La vita di quel cieco mendicante è una vita che torna ad essere illuminata, cambiata, rinnovata, rimessa nel movimento della vita e della lode. Dopo quell’incontro è «cambiata la sua vita, non solo la vita degli occhi, la sua vita dentro, una vita arresa, un’anima arresa; e non una implorazione, come capitò invece ad altri ciechi; come se la sua sorte fosse segnata inesorabile per sempre, una vita a mendicare. Anche noi a volte arresi, e qualche volta non ci viene più nemmeno grido, mendichiamo avanzi, brandelli di sogni strappati» (A. Casati).

Quel cieco infatti non chiede nulla, non si rivolge a Gesù, non implora di recuperare la vista: è rassegnato, rincantucciato nella sua cecità e nella sua mendicità. C’è a volte una rassegnazione del nostro vivere che spegne dentro di noi qualsiasi barlume di luce, come in un monologo interiore in cui ci ritroviamo a dire a noi stessi: «Non ho altro da dire. C’è stato un periodo buio nella mia vita e ho pensato che lui fosse luce. Poi ho capito che non era la luce, ma la mano che avrebbe spento l’oscurità. Poi un giorno ho visto che di luce non ce n’era più, né dentro di lui, né dentro di me. A quel punto ho dato la colpa a lui. Poi a me. Adesso il buio mi piace» (A. Aciman).
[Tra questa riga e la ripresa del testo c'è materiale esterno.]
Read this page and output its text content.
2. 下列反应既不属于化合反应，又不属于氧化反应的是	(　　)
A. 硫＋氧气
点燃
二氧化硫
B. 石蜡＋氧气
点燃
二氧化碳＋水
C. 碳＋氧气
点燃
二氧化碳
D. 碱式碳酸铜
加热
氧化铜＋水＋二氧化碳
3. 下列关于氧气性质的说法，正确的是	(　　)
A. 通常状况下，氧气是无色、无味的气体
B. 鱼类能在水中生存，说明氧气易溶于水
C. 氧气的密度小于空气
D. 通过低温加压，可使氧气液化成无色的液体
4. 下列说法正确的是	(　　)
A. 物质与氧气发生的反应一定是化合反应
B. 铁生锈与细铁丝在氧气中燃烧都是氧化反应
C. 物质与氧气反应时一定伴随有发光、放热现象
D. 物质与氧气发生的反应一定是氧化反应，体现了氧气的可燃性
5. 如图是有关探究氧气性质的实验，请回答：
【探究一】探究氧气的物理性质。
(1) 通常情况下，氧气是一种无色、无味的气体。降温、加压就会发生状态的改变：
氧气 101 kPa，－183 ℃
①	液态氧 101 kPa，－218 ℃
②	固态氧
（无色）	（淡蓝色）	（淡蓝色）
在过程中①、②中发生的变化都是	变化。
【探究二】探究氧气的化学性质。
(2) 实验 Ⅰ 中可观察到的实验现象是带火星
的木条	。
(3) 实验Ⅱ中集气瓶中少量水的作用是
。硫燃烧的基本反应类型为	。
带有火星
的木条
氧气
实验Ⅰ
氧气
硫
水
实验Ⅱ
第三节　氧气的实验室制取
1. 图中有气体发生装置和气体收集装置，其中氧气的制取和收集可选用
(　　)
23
Ma Gesù, passando, lo vede: non gli passa accanto, non passa oltre, al modo di altri passanti disattenti, di fretta, che non rallentano il loro andare, che guardano avanti, dritto davanti a loro, per non essere disturbati, scomodati, inquietati da una mano tesa, da un bisognoso seduto all’angolo della strada, da un impuro, da un paria che turba il nostro senso estetico e rischia di intralciare la nostra andatura affrettata.

«“Gesù passando vide”: i suoi occhi erano sposati alla compassione, alla tenerezza. La tenerezza la sentì nella spalmatura del fango sugli occhi. Sentire tenerezza nelle mani… Quand’anche le vicende della vita, ti avessero indotto alla resa, non dimenticare mai che Gesù passando ti vede. E anche tu non dimenticare mai donne e uomini che gli si strozza il grido in gola, arresi. Non aggregarti mai a quelli che cancellano brandelli di sogni, non aggregarti mai a quelli che discutono e non vedono, non hanno occhi sposati alla tenerezza» (A. Casati).

Colui che è «la luce del mondo» (v. 5) tocca con delicatezza i nostri occhi annottati e, con un nuovo gesto di creazione, ci fa creature nuove, rinate nella luce e rese finalmente capaci di vedere la luce nella Sua luce (cf. Sal 36,10).